On March 8, 2018, the Company completed a public offering (the "March 2018 Public Offering") of its common stock and warrants pursuant to the Company's previously effective shelf registration.  The Company sold an aggregate of 17,751,500 shares of the Company’s common stock and warrants to purchase up to 21,301,800 shares of the Company’s common stock at a public offering price of $1.69 per share.  Net proceeds from the March 2018 Public Offering were approximately $27.9 million, after deducting the underwriting discount and estimated offering expenses.  See Note 8 for further details.

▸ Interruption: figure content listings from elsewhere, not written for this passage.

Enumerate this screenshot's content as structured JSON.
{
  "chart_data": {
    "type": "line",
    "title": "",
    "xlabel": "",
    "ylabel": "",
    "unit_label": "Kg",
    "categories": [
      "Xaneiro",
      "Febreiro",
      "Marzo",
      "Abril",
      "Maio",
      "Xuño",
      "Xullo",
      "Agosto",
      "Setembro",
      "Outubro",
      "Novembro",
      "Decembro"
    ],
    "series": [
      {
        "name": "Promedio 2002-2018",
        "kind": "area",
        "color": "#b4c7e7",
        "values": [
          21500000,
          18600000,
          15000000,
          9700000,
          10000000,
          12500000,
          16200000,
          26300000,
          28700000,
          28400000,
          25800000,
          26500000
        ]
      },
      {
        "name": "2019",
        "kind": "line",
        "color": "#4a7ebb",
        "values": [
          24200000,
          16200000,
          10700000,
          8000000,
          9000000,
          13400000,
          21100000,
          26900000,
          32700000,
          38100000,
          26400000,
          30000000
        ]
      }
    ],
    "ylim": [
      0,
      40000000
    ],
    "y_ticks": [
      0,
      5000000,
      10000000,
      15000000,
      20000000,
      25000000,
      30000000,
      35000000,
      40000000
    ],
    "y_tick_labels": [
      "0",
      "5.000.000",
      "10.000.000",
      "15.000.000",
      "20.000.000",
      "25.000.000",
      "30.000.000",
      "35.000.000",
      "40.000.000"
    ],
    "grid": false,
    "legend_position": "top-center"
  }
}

Unaudited Interim Financial Information

The accompanying unaudited financial statements and notes have been prepared in accordance with accounting principles generally accepted in the United States, or US GAAP, as contained in the Financial Accounting Standards Board (“FASB”) Accounting Standards Codification (the “Codification” or “ASC”) for interim financial information. In the opinion of management, the interim financial information includes all adjustments of a normal recurring nature necessary for a fair presentation of the results of operations, financial position, and cash flows.  The results of operations for the three and nine months ended September 30, 2018, are not necessarily indicative of the results for the full year or the results for any future periods. These interim financial statements should be read in conjunction with the financial statements and notes set forth in the Company’s Annual Report on Form 10-K filed with the Securities and Exchange Commission (“SEC") on March 13, 2018.

Use of Estimates

The preparation of financial statements in conformity with US GAAP requires the Company to make estimates and assumptions that affect the reported amounts of assets and liabilities and disclosure of contingent assets and liabilities as of the date of the financial statements and the reported amounts of revenues and expenses during the reporting periods. Actual results could differ from those estimates. Significant estimates include: determination of the fair value of stock-based compensation grants; the estimate of services and effort expended by third-party research and development service providers used to recognize research and development expense; and the estimates and assumptions utilized in measuring the warrant liability fair value each reporting period.